Kramer experienced an insight which made him cringe. Peculiarly uncomfortable. The old girl really had an odd effect on him.
“I see. How did you find out?”
“The Belgian’s wife told me. She said if it happened again she would report them both to the police. And she would, too, I know the type.”
“And so?”
“It was up to me, wasn’t it? I got Tessa alone that same night and came right out with it. You should have been there. It was terrible. She wasn’t my Tessa any more.”
“What did she say, Gladys?”
“I don’t know really. That she didn’t care-that nothing mattered any more. She would sleep with any man if it got her what she wanted. Her life was ruined, she could never have the nice things she had always hoped for. She cursed me for bearing her even.”
“That was nasty.”
“Do you know something, sir? That’s when I started to understand what she was saying. I had made Tessa, I made her with a weak heart.
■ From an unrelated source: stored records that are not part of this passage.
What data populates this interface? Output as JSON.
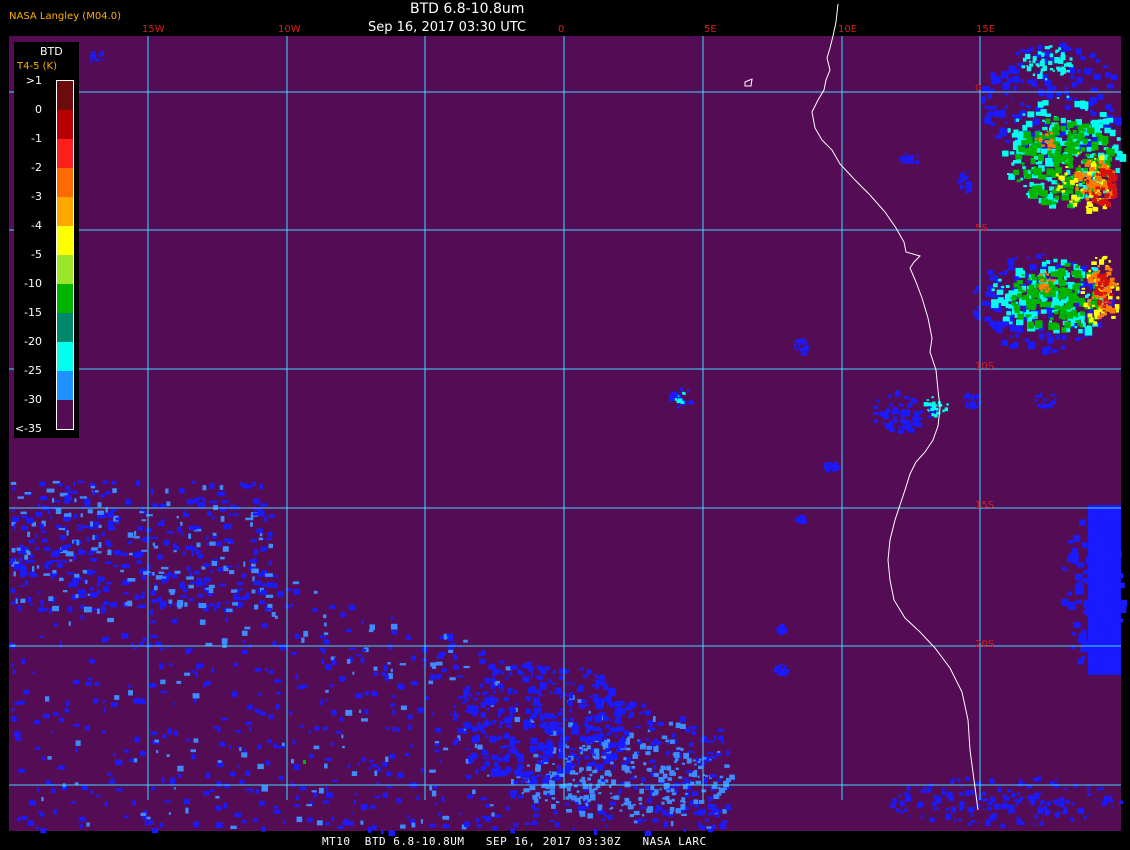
{
  "header": {
    "org_label": "NASA Langley (M04.0)",
    "title": "BTD 6.8-10.8um",
    "datetime": "Sep 16, 2017 03:30 UTC"
  },
  "footer": {
    "text": "MT10  BTD 6.8-10.8UM   SEP 16, 2017 03:30Z   NASA LARC"
  },
  "grid": {
    "longitude_labels": [
      "15W",
      "10W",
      "0",
      "5E",
      "10E",
      "15E"
    ],
    "latitude_labels": [
      "0",
      "5S",
      "10S",
      "15S",
      "20S"
    ]
  },
  "legend": {
    "title": "BTD",
    "subtitle": "T4-5 (K)",
    "ticks": [
      ">1",
      "0",
      "-1",
      "-2",
      "-3",
      "-4",
      "-5",
      "-10",
      "-15",
      "-20",
      "-25",
      "-30",
      "<-35"
    ],
    "colors": [
      "#6b0b0b",
      "#b80000",
      "#ff1e1e",
      "#ff6a00",
      "#ffa500",
      "#ffff00",
      "#9be62a",
      "#00b400",
      "#00886a",
      "#00ffee",
      "#1e90ff",
      "#1010ff",
      "#540d54"
    ]
  },
  "colors": {
    "background": "#540d54",
    "grid_line": "#40d8ff",
    "coastline": "#ffffff",
    "cloud_blue": "#1a1aff",
    "cloud_light_blue": "#3a8cff",
    "cloud_cyan": "#00ffee",
    "cloud_green": "#00b400",
    "cloud_yellow": "#ffff00",
    "cloud_orange": "#ff7a00",
    "cloud_red": "#d81010"
  }
}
All this life she was talking about could stop at any time, the doctors had said so.”
“You can’t blame yourself for that.”
“Have you any children?”
Kramer shook his head.
“Then some other day you may understand. So when my neighbour made a joke about us trying for white, I suddenly saw here a chance for Tessa.”
“What did she think of the idea?”
“She jumped at it. She was more my girlie again and talked about all the nice things she would buy to put around her. I promised her that she need never fear me getting in touch with her or anything.”
“That must have been hard for you.”
“No. I thought it would give her what I owed her. It was my sacrifice.”
“What then?”
“Tessa just went. Two years ago. I didn’t ask her where.”